Department of Microbiology, Chungbuk National University College of Medicine and Medical Research Institute, Cheongju, Chungbuk, 28644, South Korea.
Department of Pathology, Chungbuk National University Hospital, Cheongju, South Korea.
Antiviral Res. 2022 Dec;208:105430. doi: 10.1016/j.antiviral.2022.105430. Epub 2022 Oct 6.
As the SARS-CoV-2 pandemic remains uncontrolled owing to the continuous emergence of variants of concern, there is an immediate need to implement the most effective antiviral treatment strategies, especially for risk groups. Here, we evaluated the therapeutic potency of nirmatrelvir, remdesivir and molnupiravir, and their combinations in SARS-CoV-2 infected K18-hACE2 transgenic mice. Systemic treatment of mice with each drug (20 mg/kg) resulted in slightly enhanced antiviral efficacy and yielded an increased life expectancy of only about 20-40% survival. However, combination therapy with nirmatrelvir (20 mg/kg) and molnupiravir (20 mg/kg) in lethally infected mice showed profound inhibition of SARS-CoV-2 replication in both the lung and brain and synergistically improved survival rates up to 80% compared to those with nirmatrelvir (36%, P < 0.001) and molnupiravir (43%, P < 0.001) administered alone. This combination therapy effectively reduced clinical severity score, virus-induced tissue damage, and viral distribution compared to those in animals treated with these monotherapies. Furthermore, all these assessments associated with this combination were also significantly higher than that of mice receiving remdesivir monotherapy (P < 0.001) and the nirmatrelvir (20 mg/kg) and remdesivir (20 mg/kg) combination (P < 0.001), underscored the clinical significance of this combination. By contrast, the nirmatrelvir and remdesivir combination showed less antiviral efficacy, with lower survival compared to nirmatrelvir monotherapy due to the insufficient plasma exposure of the remdesivir, demonstrating the inefficient therapeutic effect of this combination in the mouse model. The combination therapy with nirmatrelvir and molnupiravir contributes to alleviated morbidity and mortality, which can serve as a basis for the design of clinical studies of this combination in the treatment of COVID-19 patients.
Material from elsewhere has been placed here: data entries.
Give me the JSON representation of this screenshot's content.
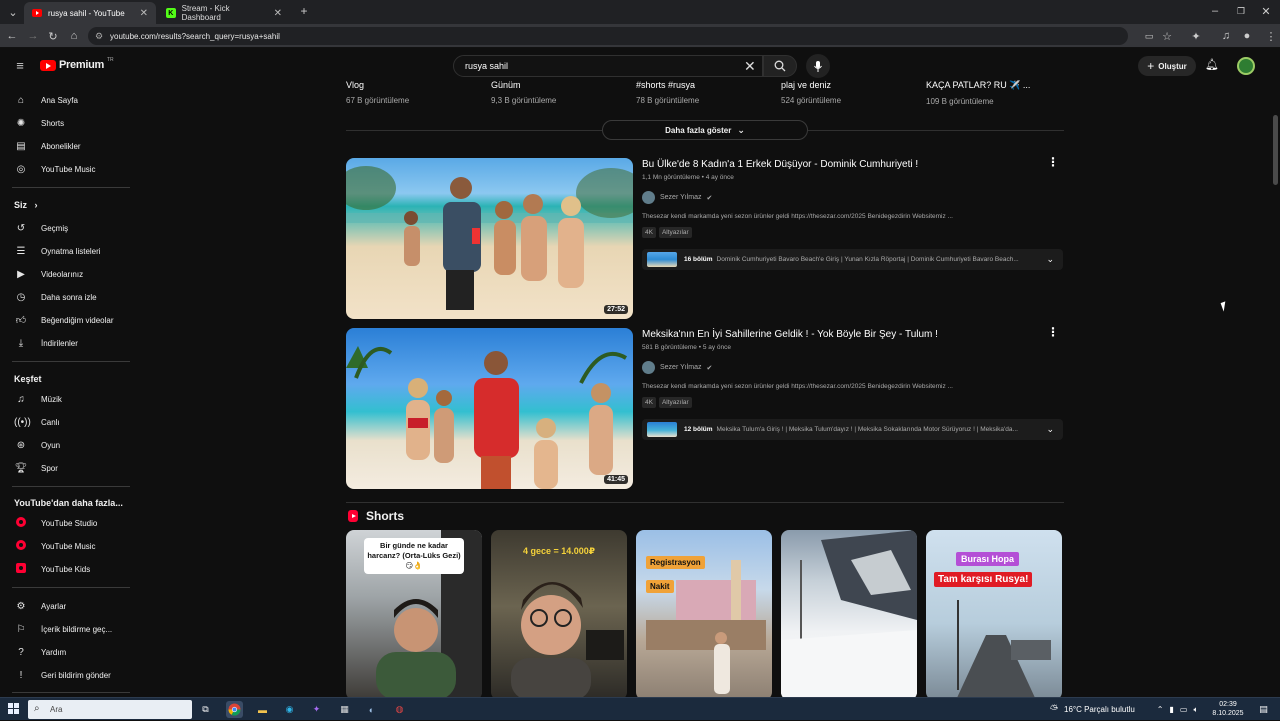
{
  "browser": {
    "tabs": [
      {
        "title": "rusya sahil - YouTube",
        "active": true
      },
      {
        "title": "Stream - Kick Dashboard",
        "active": false
      }
    ],
    "url": "youtube.com/results?search_query=rusya+sahil"
  },
  "masthead": {
    "brand": "Premium",
    "brand_sup": "TR",
    "search_value": "rusya sahil",
    "create_label": "Oluştur"
  },
  "sidebar": {
    "main": [
      {
        "label": "Ana Sayfa",
        "icon": "home-icon"
      },
      {
        "label": "Shorts",
        "icon": "shorts-icon"
      },
      {
        "label": "Abonelikler",
        "icon": "subscriptions-icon"
      },
      {
        "label": "YouTube Music",
        "icon": "music-disc-icon"
      }
    ],
    "you_head": "Siz",
    "you": [
      {
        "label": "Geçmiş",
        "icon": "history-icon"
      },
      {
        "label": "Oynatma listeleri",
        "icon": "playlists-icon"
      },
      {
        "label": "Videolarınız",
        "icon": "your-videos-icon"
      },
      {
        "label": "Daha sonra izle",
        "icon": "watch-later-icon"
      },
      {
        "label": "Beğendiğim videolar",
        "icon": "like-icon"
      },
      {
        "label": "İndirilenler",
        "icon": "download-icon"
      }
    ],
    "explore_head": "Keşfet",
    "explore": [
      {
        "label": "Müzik",
        "icon": "music-note-icon"
      },
      {
        "label": "Canlı",
        "icon": "live-icon"
      },
      {
        "label": "Oyun",
        "icon": "gaming-icon"
      },
      {
        "label": "Spor",
        "icon": "trophy-icon"
      }
    ],
    "more_head": "YouTube'dan daha fazla...",
    "more": [
      {
        "label": "YouTube Studio",
        "icon": "youtube-studio-icon"
      },
      {
        "label": "YouTube Music",
        "icon": "youtube-music-icon"
      },
      {
        "label": "YouTube Kids",
        "icon": "youtube-kids-icon"
      }
    ],
    "settings": [
      {
        "label": "Ayarlar",
        "icon": "settings-icon"
      },
      {
        "label": "İçerik bildirme geç...",
        "icon": "flag-icon"
      },
      {
        "label": "Yardım",
        "icon": "help-icon"
      },
      {
        "label": "Geri bildirim gönder",
        "icon": "feedback-icon"
      }
    ]
  },
  "top_row": [
    {
      "title": "Vlog",
      "views": "67 B görüntüleme"
    },
    {
      "title": "Günüm",
      "views": "9,3 B görüntüleme"
    },
    {
      "title": "#shorts #rusya",
      "views": "78 B görüntüleme"
    },
    {
      "title": "plaj ve deniz",
      "views": "524 görüntüleme"
    },
    {
      "title": "KAÇA PATLAR? RU ✈️ ...",
      "views": "109 B görüntüleme"
    }
  ],
  "more_button": "Daha fazla göster",
  "videos": [
    {
      "title": "Bu Ülke'de 8 Kadın'a 1 Erkek Düşüyor - Dominik Cumhuriyeti !",
      "meta": "1,1 Mn görüntüleme • 4 ay önce",
      "channel": "Sezer Yılmaz",
      "description": "Thesezar kendi markamda yeni sezon ürünler geldi https://thesezar.com/2025 Benidegezdirin Websitemiz ...",
      "badges": [
        "4K",
        "Altyazılar"
      ],
      "duration": "27:52",
      "chapters_count": "16 bölüm",
      "chapters_text": "Dominik Cumhuriyeti Bavaro Beach'e Giriş | Yunan Kızla Röportaj | Dominik Cumhuriyeti Bavaro Beach..."
    },
    {
      "title": "Meksika'nın En İyi Sahillerine Geldik ! - Yok Böyle Bir Şey - Tulum !",
      "meta": "581 B görüntüleme • 5 ay önce",
      "channel": "Sezer Yılmaz",
      "description": "Thesezar kendi markamda yeni sezon ürünler geldi https://thesezar.com/2025 Benidegezdirin Websitemiz ...",
      "badges": [
        "4K",
        "Altyazılar"
      ],
      "duration": "41:45",
      "chapters_count": "12 bölüm",
      "chapters_text": "Meksika Tulum'a Giriş ! | Meksika Tulum'dayız ! | Meksika Sokaklarında Motor Sürüyoruz ! | Meksika'da..."
    }
  ],
  "shorts": {
    "heading": "Shorts",
    "items": [
      {
        "label": "Bir günde ne kadar harcanz? (Orta-Lüks Gezi) 😏👌"
      },
      {
        "label": "4 gece = 14.000₽"
      },
      {
        "label": "Registrasyon",
        "label2": "Nakit"
      },
      {
        "label": ""
      },
      {
        "label": "Burası Hopa",
        "label2": "Tam karşısı Rusya!"
      }
    ]
  },
  "taskbar": {
    "search_placeholder": "Ara",
    "weather": "16°C  Parçalı bulutlu",
    "time": "02:39",
    "date": "8.10.2025"
  }
}
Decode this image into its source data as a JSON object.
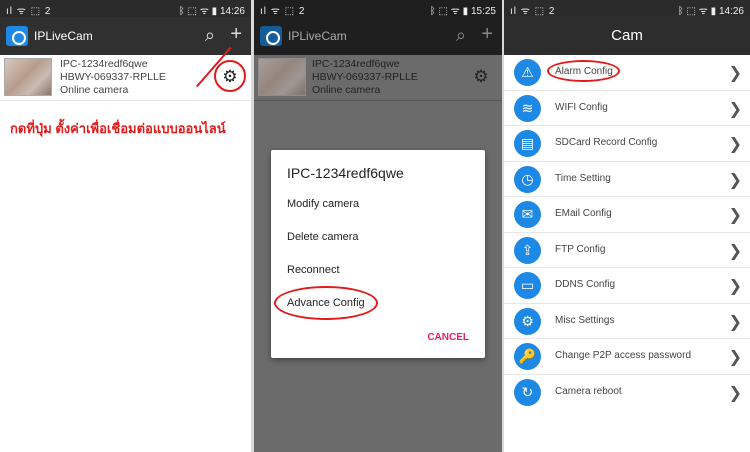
{
  "panel1": {
    "status_left": "ıl ᯤ ⬚ 2",
    "status_right": "ᛒ ⬚ ᯤ ▮ 14:26",
    "app_title": "IPLiveCam",
    "search_icon": "search-icon",
    "add_icon": "plus-icon",
    "camera": {
      "id": "IPC-1234redf6qwe",
      "serial": "HBWY-069337-RPLLE",
      "status": "Online camera"
    },
    "annotation": "กดที่ปุ่ม ตั้งค่าเพื่อเชื่อมต่อแบบออนไลน์"
  },
  "panel2": {
    "status_left": "ıl ᯤ ⬚ 2",
    "status_right": "ᛒ ⬚ ᯤ ▮ 15:25",
    "app_title": "IPLiveCam",
    "camera": {
      "id": "IPC-1234redf6qwe",
      "serial": "HBWY-069337-RPLLE",
      "status": "Online camera"
    },
    "dialog": {
      "title": "IPC-1234redf6qwe",
      "items": [
        "Modify camera",
        "Delete camera",
        "Reconnect",
        "Advance Config"
      ],
      "cancel": "CANCEL"
    }
  },
  "panel3": {
    "status_left": "ıl ᯤ ⬚ 2",
    "status_right": "ᛒ ⬚ ᯤ ▮ 14:26",
    "title": "Cam",
    "menu": [
      {
        "label": "Alarm Config",
        "icon": "⚠"
      },
      {
        "label": "WIFI Config",
        "icon": "≋"
      },
      {
        "label": "SDCard Record Config",
        "icon": "▤"
      },
      {
        "label": "Time Setting",
        "icon": "◷"
      },
      {
        "label": "EMail Config",
        "icon": "✉"
      },
      {
        "label": "FTP Config",
        "icon": "⇪"
      },
      {
        "label": "DDNS Config",
        "icon": "▭"
      },
      {
        "label": "Misc Settings",
        "icon": "⚙"
      },
      {
        "label": "Change P2P access password",
        "icon": "🔑"
      },
      {
        "label": "Camera reboot",
        "icon": "↻"
      }
    ]
  },
  "colors": {
    "accent": "#1e88e5",
    "highlight": "#e21b1b",
    "cancel": "#e91e63"
  }
}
由于不断出现令人关注的变异株,SARS-CoV-2 大流行仍未得到控制,因此急需实施最有效的抗病毒治疗策略,特别是针对高危人群。在这里,我们评估了尼马曲韦、瑞德西韦和莫努匹韦及其组合在感染 SARS-CoV-2 的 K18-hACE2 转基因小鼠中的治疗效果。每种药物(20mg/kg)全身治疗小鼠后,抗病毒效果略有增强,仅使预期寿命延长约 20-40%。然而,在致死性感染的小鼠中,尼马曲韦(20mg/kg)和莫努匹韦(20mg/kg)联合治疗可显著抑制 SARS-CoV-2 在肺部和脑部的复制,并协同提高生存率,达到 80%,与单独使用尼马曲韦(36%,P<0.001)和莫努匹韦(43%,P<0.001)相比。与单独使用这些单药治疗的动物相比,这种联合治疗可有效降低临床严重程度评分、病毒引起的组织损伤和病毒分布。此外,与接受瑞德西韦单药治疗的小鼠相比(P<0.001),以及与接受尼马曲韦(20mg/kg)和瑞德西韦(20mg/kg)联合治疗的小鼠相比(P<0.001),所有这些评估与这种联合治疗相关的指标都显著更高,突出了这种联合治疗的临床意义。相比之下,由于瑞德西韦的血浆暴露不足,尼马曲韦和瑞德西韦联合治疗的抗病毒效果较差,生存率也低于尼马曲韦单药治疗,表明这种联合治疗在小鼠模型中的治疗效果不佳。尼马曲韦和莫努匹韦联合治疗可减轻发病率和死亡率,可为设计 COVID-19 患者治疗的这种联合治疗的临床研究提供依据。